A questão mais espinhosa
sobre o capitalismo é de que
maneira as empresas podem ser
controladas. Trata-se de uma
questão para a qual ninguém tem
a resposta correta. A onda de escândalos nos EUA sugere que a
resposta adotada durante os anos
90 foi, pelo menos sob alguns aspectos, a errada. Felizmente, as
forças autocorretivas do mercado
garantirão boa parte da mudança
necessária.
Em qualquer economia competitiva, as empresas se vêem disciplinadas pela necessidade de gerar a renda necessária para pagar
os insumos, a mão-de-obra e o capital que empregam. Se não o fizerem, desaparecerão.
A resposta padrão é que o controle final deve ser dos acionistas,
porque cabe a eles o risco. Esse é
um argumento poderoso, mas
não onipotente. Se é difícil redigir
contratos de emprego adequados,
sociedades fechadas podem funcionar melhor do que sociedades
sob controle de acionistas. O mesmo vale para as chamadas empresas sob controle dos "grupos de
interesse".
Quem controla quem
No entanto, sob qualquer sistema de controle que não a administração pelo proprietário, existe
uma relação central e particularmente intratável -aquela que
vincula os controladores hipotéticos da empresa às pessoas que a
administram. Os economistas
classificam as dificuldades desse
relacionamento sob três rubricas:
ação coletiva; informação assimétrica; e relação agente-principal.
Não interessa investir amplos
recursos para monitorar a administração caso tenham votos insuficientes para influenciar suas decisões. Esse é o problema da ação
coletiva. O conhecimento único
de que dispõem os administradores sobre a empresa gera a informação assimétrica. Aqueles que
devem arcar com o risco dependem de terceiros para que ajam
em seu nome. Isso cria o dilema
do agente-principal.
Nos anos 80 e 90, o capitalismo
norte-americano adotou uma
forma altamente controversa de
contornar essas dificuldades. O
princípio do controle por acionistas se transformou em algo mais
estreito e específico, a maximização do valor para os acionistas,
medido em termos do preço das
ações. Segundo Bengt Holmstrom, do MIT (Massachusetts
Institute of Technology), e Steven
Kaplan, da Universidade de Chicago, essa revolução teve duas fases.

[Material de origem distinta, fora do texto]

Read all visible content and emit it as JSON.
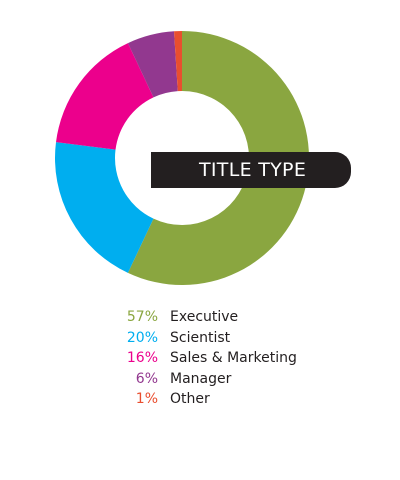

Nos anos 80, os piratas que promoviam atividades agressivas de
reestruturação sobrepujaram os
executivos tradicionais. Quase
metade das grandes empresas
norte-americanas recebeu uma
oferta de tomada de controle
acionário naquela década.
Nos anos 90, os executivos haviam assumido como seus os objetivos dos piratas da década anterior. Com isso foi iniciada uma
década de reestruturação ainda
mais radical. Os executivos conseguiam enriquecer em escala semelhante à dos piratas, concedendo-se generosas comissões em
ações. Em 1996 mais de metade
do salário de um diretor de uma
grande empresa de pendia do
preço das ações do grupo.
Há três interpretações quanto
aos motivos do ganho de importância dos mercados de ações.
A primeira, e até recentemente
dominante, era a de que isso representava um avanço rumo a
uma forma muito mais eficiente
de governança corporativa.
A segunda é a de que esse modelo era apropriado ao mundo criado pela desregulamentação, pela
inovação e pela globalização, mas
poderia se tornar menos apropriado quando a economia voltasse a ser mais previsível.

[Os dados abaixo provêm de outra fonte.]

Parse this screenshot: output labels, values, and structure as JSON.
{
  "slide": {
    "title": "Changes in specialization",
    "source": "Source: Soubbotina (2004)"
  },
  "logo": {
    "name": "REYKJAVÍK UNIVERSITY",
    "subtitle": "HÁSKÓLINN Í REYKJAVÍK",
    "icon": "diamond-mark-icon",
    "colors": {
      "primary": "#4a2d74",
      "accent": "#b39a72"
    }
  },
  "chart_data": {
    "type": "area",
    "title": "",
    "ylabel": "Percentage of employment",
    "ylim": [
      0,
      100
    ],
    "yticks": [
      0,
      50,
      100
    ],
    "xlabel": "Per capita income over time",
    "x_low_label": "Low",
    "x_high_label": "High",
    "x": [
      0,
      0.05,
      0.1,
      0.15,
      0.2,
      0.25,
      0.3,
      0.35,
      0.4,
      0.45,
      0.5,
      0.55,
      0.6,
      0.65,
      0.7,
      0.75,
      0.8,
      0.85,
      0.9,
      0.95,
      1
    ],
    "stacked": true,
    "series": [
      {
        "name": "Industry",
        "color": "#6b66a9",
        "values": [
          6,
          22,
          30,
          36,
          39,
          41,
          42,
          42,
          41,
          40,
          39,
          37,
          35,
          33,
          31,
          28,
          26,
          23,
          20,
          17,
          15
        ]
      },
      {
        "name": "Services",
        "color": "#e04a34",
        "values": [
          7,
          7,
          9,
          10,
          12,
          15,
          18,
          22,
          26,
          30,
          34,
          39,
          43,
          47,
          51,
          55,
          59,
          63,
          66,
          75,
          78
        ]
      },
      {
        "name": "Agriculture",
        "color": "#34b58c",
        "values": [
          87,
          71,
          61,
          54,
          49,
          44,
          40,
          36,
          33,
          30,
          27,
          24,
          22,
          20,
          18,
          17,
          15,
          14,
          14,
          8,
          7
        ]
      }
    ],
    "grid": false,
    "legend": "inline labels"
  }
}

A terceira é a de que a tendência
refletia pouco mais do que uma
astuta, ou mesmo desonesta, expropriação praticada pelos diretores contra os acionistas, em
meio a uma alta nas Bolsas que
costuma acontecer uma única vez
na vida.
O desempenho da economia
norte-americana sugere que a governança conduzida sob as normas do mercado de capitais tinha
méritos. Maior produtividade,
surgimento de novas empresas e
dinamismo eram indicadores positivos. Mas a nova tendência
ocultava imensos defeitos.
Os executivos tinham imenso
estímulo para elevar os preços das
ações, da maneira que fosse possível. Pensem na escala das operações de recompra de ações ou na
feroz oposição à adoção de métodos próprios de contabilidade para as opções de ações. No entanto,
uma análise executada pela consultoria Smithers & Co. sugere
que, em 2000, o montante total
das opções concedidas era equivalente a um quinto dos lucros registrados pelas empresas.
Debaixo do tapete
Enquanto a alta nas Bolsas prosseguia aparentemente sem limite,
aquilo que Galbraith definiu como "bezzle" (os trambiques praticados, mas não descobertos, em
um período de economia em ascensão) crescia em paralelo.

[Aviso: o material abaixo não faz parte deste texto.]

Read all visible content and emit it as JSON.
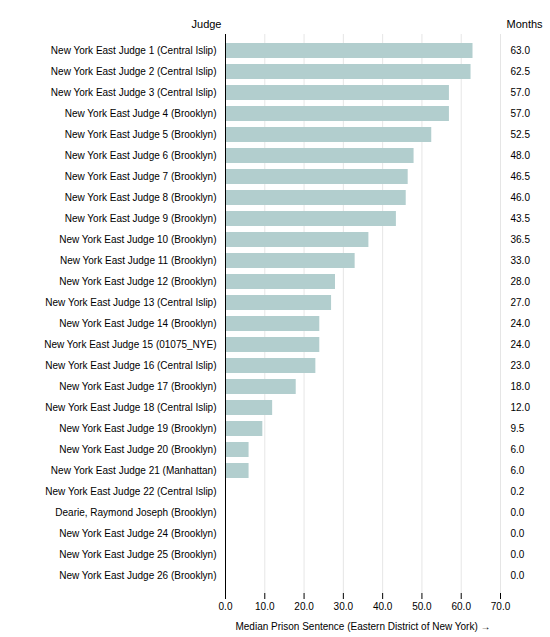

Quando os mercados sofreram
uma reviravolta, o "bezzle" se tornou visível. Algumas empresas
implodiram. Outras começaram
a praticar fraudes, ou a aprofundar as que já vinham praticando, e
também implodiram.
O que acontece agora? O mercado está destruindo, por si só, as
empresas fraudulentas ou incapazes. Insiste em padrões mais elevados de comportamento corporativo e auditoria. Suspeita mais
da administração de receitas e de
outras maneiras de manipular os
preços das ações.
Esse impulso de autocorreção é
muito poderoso. Assim, até que
ponto deve ir a reforma?
Uma maneira de abordar a
questão é recuar aos princípios
iniciais. Os EUA e países semelhantes, como o Reino Unido,
precisam fazer com que a posse
difusa de ações funcione. O controle feitos pelos acionistas é
igualmente vital. Mas o controle
não pode significar fazer qualquer
coisa para elevar os lucros e administrar as receitas de curto prazo.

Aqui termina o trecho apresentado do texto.